The rise is largely due to the high inflation of the last couple of years, CBS economist Peter Hei van Mulligen told broadcaster NOS.

“Purchasing power was plummeting and unions were upping their demands for higher wages. And because of a tight labour market employers were more inclined to give in to those demands,” he said.

People working at housing corporations benefitted most, with a 12.4% pay rise while in the hospitality sector, pay rose by 10.5%.

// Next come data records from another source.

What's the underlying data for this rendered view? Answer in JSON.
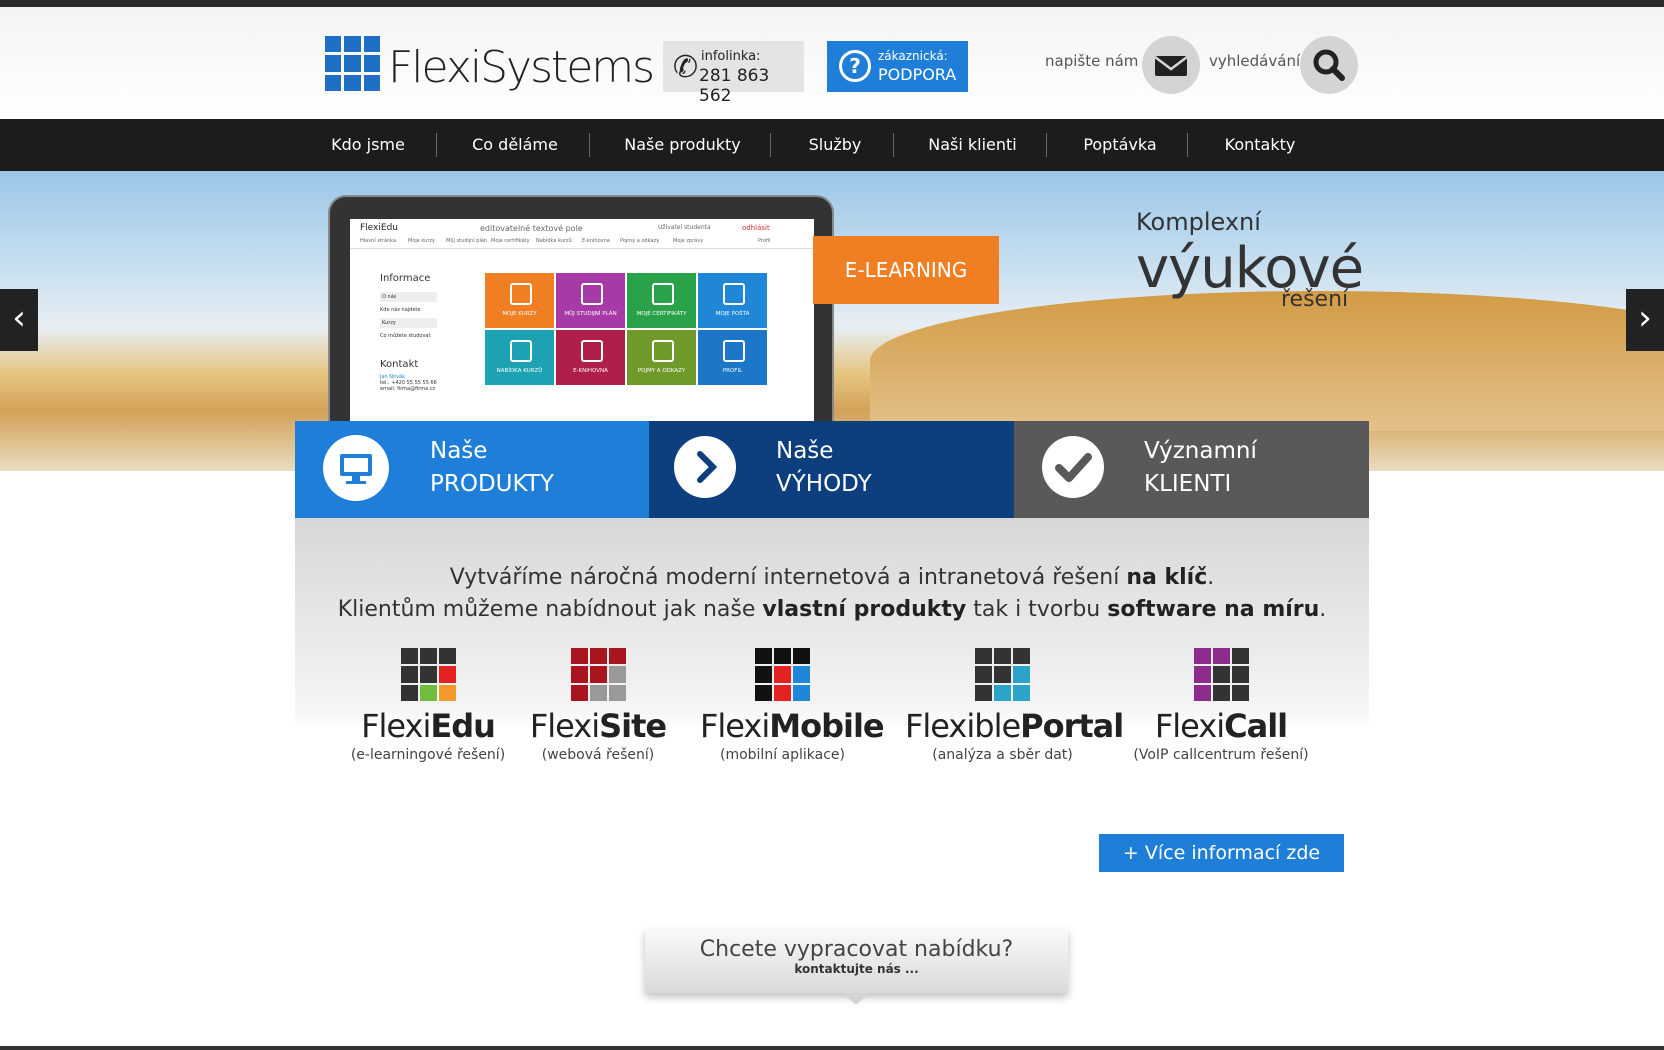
{
  "header": {
    "logo_text": "FlexiSystems",
    "infolinka_label": "infolinka:",
    "infolinka_phone": "281 863 562",
    "support_label": "zákaznická:",
    "support_title": "PODPORA",
    "write_us": "napište nám",
    "search": "vyhledávání"
  },
  "nav": [
    "Kdo jsme",
    "Co děláme",
    "Naše produkty",
    "Služby",
    "Naši klienti",
    "Poptávka",
    "Kontakty"
  ],
  "hero": {
    "badge": "E-LEARNING",
    "slogan_small": "Komplexní",
    "slogan_big": "výukové",
    "slogan_end": "řešení",
    "screen": {
      "app_name": "FlexiEdu",
      "field": "editovatelné textové pole",
      "user": "Uživatel studenta",
      "logout": "odhlásit",
      "menu": [
        "Hlavní stránka",
        "Moje kurzy",
        "Můj studijní plán",
        "Moje certifikáty",
        "Nabídka kurzů",
        "E-knihovna",
        "Pojmy a odkazy",
        "Moje zprávy",
        "Profil"
      ],
      "side_title": "Informace",
      "side_items": [
        "O nás",
        "Kde nás najdete",
        "Kurzy",
        "Co můžete studovat"
      ],
      "contact_title": "Kontakt",
      "contact_name": "Jan Novák",
      "contact_tel": "tel.: +420 55 55 55 66",
      "contact_email": "email: firma@firma.cz",
      "tiles": [
        {
          "label": "MOJE KURZY",
          "color": "#f07f23"
        },
        {
          "label": "MŮJ STUDIJNÍ PLÁN",
          "color": "#a63aa6"
        },
        {
          "label": "MOJE CERTIFIKÁTY",
          "color": "#2aa24a"
        },
        {
          "label": "MOJE POŠTA",
          "color": "#1f87d6"
        },
        {
          "label": "NABÍDKA KURZŮ",
          "color": "#1da2b3"
        },
        {
          "label": "E-KNIHOVNA",
          "color": "#b01e4a"
        },
        {
          "label": "POJMY A ODKAZY",
          "color": "#6f9a2a"
        },
        {
          "label": "PROFIL",
          "color": "#1c77c8"
        }
      ]
    }
  },
  "tabs": [
    {
      "t1": "Naše",
      "t2": "PRODUKTY",
      "color": "#1f7fd8",
      "icon": "monitor-icon"
    },
    {
      "t1": "Naše",
      "t2": "VÝHODY",
      "color": "#0d3f7e",
      "icon": "chevron-right-icon"
    },
    {
      "t1": "Významní",
      "t2": "KLIENTI",
      "color": "#595959",
      "icon": "check-icon"
    }
  ],
  "intro": {
    "l1a": "Vytváříme náročná moderní internetová a intranetová řešení",
    "l1b": "na klíč",
    "l1c": ".",
    "l2a": "Klientům můžeme nabídnout jak naše",
    "l2b": "vlastní produkty",
    "l2c": "tak i tvorbu",
    "l2d": "software na míru",
    "l2e": "."
  },
  "products": [
    {
      "a": "Flexi",
      "b": "Edu",
      "desc": "(e-learningové řešení)",
      "colors": [
        "#333",
        "#333",
        "#333",
        "#333",
        "#333",
        "#e52222",
        "#333",
        "#6fbe3d",
        "#f39a2a"
      ]
    },
    {
      "a": "Flexi",
      "b": "Site",
      "desc": "(webová řešení)",
      "colors": [
        "#a8151f",
        "#a8151f",
        "#a8151f",
        "#a8151f",
        "#a8151f",
        "#999",
        "#a8151f",
        "#999",
        "#999"
      ]
    },
    {
      "a": "Flexi",
      "b": "Mobile",
      "desc": "(mobilní aplikace)",
      "colors": [
        "#111",
        "#111",
        "#111",
        "#111",
        "#e52222",
        "#1f87d6",
        "#111",
        "#e52222",
        "#1f87d6"
      ]
    },
    {
      "a": "Flexible",
      "b": "Portal",
      "desc": "(analýza a sběr dat)",
      "colors": [
        "#333",
        "#333",
        "#333",
        "#333",
        "#333",
        "#2da3c9",
        "#333",
        "#2da3c9",
        "#2da3c9"
      ]
    },
    {
      "a": "Flexi",
      "b": "Call",
      "desc": "(VoIP callcentrum řešení)",
      "colors": [
        "#8e2c8e",
        "#8e2c8e",
        "#333",
        "#8e2c8e",
        "#333",
        "#333",
        "#8e2c8e",
        "#333",
        "#333"
      ]
    }
  ],
  "more_button": "+ Více informací zde",
  "offer": {
    "title": "Chcete vypracovat nabídku?",
    "sub": "kontaktujte nás ..."
  }
}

Service industry wages showed a bigger rise than other sectors, the CBS found. Transport and logistics workers brought up the rear with an average rise of 5%.

In the last two years, wages have caught up with spiralling prices, Van Mulligen said.

Despite the strong labour market, low unemployment and higher wages, consumer confidence has yet to adjust, he said. “A higher wage is nice but soon forgotten and people are confronted by high prices in the shops every day. It takes a while, apparently, for people to realise the difference in pay.”

Van Mulligen said it is difficult to predict if wages will continue to rise next year. “The labour market is still very tight and unions are confident that wages can rise still further. Much will depend on the negotiations,” he said.

Employers’ organisation AWVN said that it had detected a downward trend based on pay agreements made years ahead.

Trade union federation FNV said in September it has made 7% its target increase in the coming round of negotiations.